Netanyahu Struggles To Keep Coalition Together
As Kadima MK Yohanan Plesner announced on Wednesday the recommendations of the committee he headed which examined alternatives for mandatory military or civilian service for ultra-Orthodox men and Israeli Arabs, Prime Minister Benjamin Netanyahu scrambled to find a formula that would keep his coalition together.
Netanyahu does not want Kadima to leave the coalition. Party chairman Shaul Mofaz doesn’t want that either. Both have an interest in continuing to move forward, together.
If Mofaz had wanted to quit he would have done so Wednesday rather than issuing a polite and general ultimatum, threatening to quit unless the Plesner Committee’s recommendations are adopted. In order to justify remaining in the government, Mofaz needs a significant accomplishment, durable goods that he can show his skeptical Knesset cohort, which is fragmenting into groups and factions.

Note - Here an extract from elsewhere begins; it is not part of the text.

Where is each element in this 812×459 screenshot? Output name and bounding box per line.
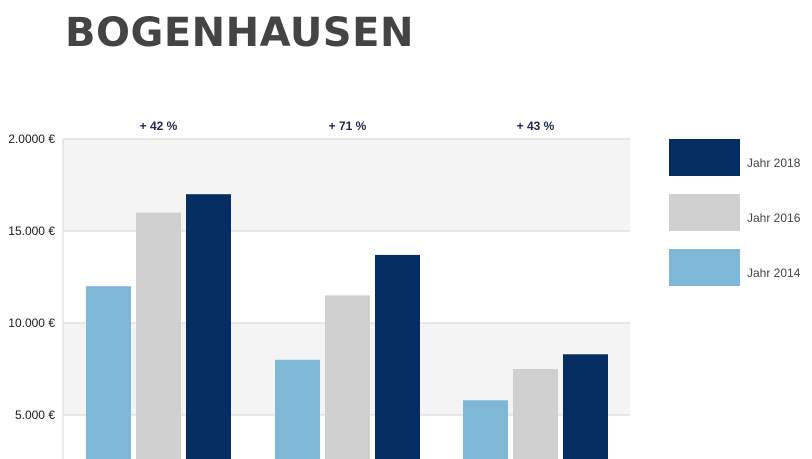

Kadima’s Knesset members will start holding negotiations soon, directly and using envoys and middlemen. For now, Netanyahu looks more worried: If Kadima leaves over the Plesner Committee, Netanyahu will come off as having given in to the ultra-Orthodox on an issue about which there is an overwhelming consensus: universal service, equal distribution of the national burden.
But if Mofaz is forced to leave the coalition he will at least have an agenda, something to run with into the next election. Something that Kadima searched for during its three and a half futile years of wandering in the desert of the opposition.